No me refiero al chino de Recadi sino al chinito que se desempeñaba en una conocida historia como cocinero a bordo de un viejo vapor de cabotaje en su larga derrota venezolana. Menudo, pero de cuerpo armonioso, se activaba entre los trastos de la cocina, hablando solo su idioma y mascullando raras canciones de su lejano país. Por ser chino, es decir, por no ser venezolano, no hablar como nosotros y ser distinto, asiático y gusano de la cocina era objeto de permanentes burlas y ásperos maltratos de la tosca y desalmada tripulación.
No se le vio quejarse nunca, soportaba en silencio los empujones, los abusivos comentarios sobre su «dudosa» virilidad y las risotadas de los vulgares marineros. Así, todos los días desde Maracaibo hasta Guanta o Puerto La Cruz.
En uno de los puertos, el chino compró un laxante y no contento con escupir en la sopa del almuerzo en justiciera venganza, la condimentó con buenas dosis del laxante y fue cuando apareció en su rostro una escondida sonrisa de satisfacción con solo imaginar las consecuencias.
La misma sonrisa fue la que, años más tarde, vi en el rostro del mesonero en el elegante hotel de la Gran Canarias, la mayor de las islas que siendo cáscaras de maní en el Atlántico resultan ser ejemplos de primer mundo: ocho islas, cinco islotes, ocho roques y el mar y se dice que Venezuela es otra de sus islas y, además de la pulcritud de su belleza natural, sus habitantes se enorgullecen de haber visto nacer en la Gran Canaria a Benito Pérez Galdós, enterrar en Lanzarote las cenizas de Saramago y haber dado al mundo al célebre tenor Alfredo Kraus, al actor Javier Barden y en una de sus islas a nuestro Laureano Márquez.

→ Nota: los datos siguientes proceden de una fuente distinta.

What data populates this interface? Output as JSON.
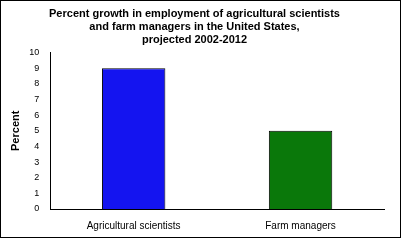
{
  "chart_data": {
    "type": "bar",
    "title": "Percent growth in employment of agricultural scientists\nand farm managers in the United States,\nprojected 2002-2012",
    "y_label": "Percent",
    "categories": [
      "Agricultural scientists",
      "Farm managers"
    ],
    "values": [
      9,
      5
    ],
    "colors": [
      "#1414f0",
      "#0a780a"
    ],
    "ylim": [
      0,
      10
    ],
    "yticks": [
      0,
      1,
      2,
      3,
      4,
      5,
      6,
      7,
      8,
      9,
      10
    ],
    "grid": false
  }
}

Estuve de jurado en el festival de cine que se celebraba en las Palmas de Gran Canarias. Aquel año estuvieron invitados Susan Sarandon y Ed Harris y mientras almorzaba en un elegante restaurante frente al inmenso azul del cielo atlántico con mi amigo Arencibia, intelectual y uno de los organizadores del festival, un mesonero se detuvo ante nuestra mesa para saludar a mi amigo, a quien conocía y me fue presentado. En ese momento, hizo su entrada al restaurante una muy joven y bella actriz francesa invitada al festival acompañada de su agente publicitario, alto, apuesto y vestido de blanco. ¡Una pareja exquisita! El mesonero, al parecer cinéfilo empedernido o simple coleccionista de autógrafos, se estremeció de goce y admiración al percatarse de la presencia de la actriz cuyo nombre se me escapa porque lo más probable es que no haya hecho carrera, y dijo: «Voy a pedirle un autógrafo» y sin pensarlo dos veces nos dejó y se encaminó hacia la mesa de la celebrada y naciente actriz. Lo vimos de espalda inclinarse ante la muchacha, pero también vimos al agente publicitario agitar los brazos y pedirle con vigoroso aleteo de manos que se alejara. No podíamos escucharlo, pero era evidente que el elegante sujeto de blanco objetaba agriamente que aquel no era el mejor momento para pedir autógrafos; que estaba importunando a la bella actriz dispuesta a almorzar en paz. ¡Fuera!
Vimos regresar al mesonero humillado, con rostro enfurecido y torva mirada. Se detuvo un instante en nuestra mesa. No nos miró. «¡Nunca me han ofendido y maltratado tanto!», masculló y continuó su camino.
Arencibia se tomó su tiempo y me advirtió en tono casi admonitorio: «¡No te metas con un mesonero!». Minutos mas tarde, sin mirarnos, lo vimos pasar en dirección a la mesa de la actriz y dejar un plato frente al repelente acompañante de la francesita. Hizo una breve, suave y dócil reverencia y regresó con la mirada brillante y la malévola sonrisa de aquel chinito cocinero en el sucio barco venezolano en cabotaje por el verde esmeralda del mar Caribe. Pasó frente a nosotros sin detenerse, sin pronunciar palabra, pero henchido de íntimo goce. No volví a verlo.
Y mientras degustábamos nuestros postres, vimos al grosero, altivo y prepotente representante de la actriz levantarse apresuradamente rumbo a los sanitarios y escuché a Arencibia: ¿Viste? ¡Te dije que no tenemos por qué meternos con los mesoneros!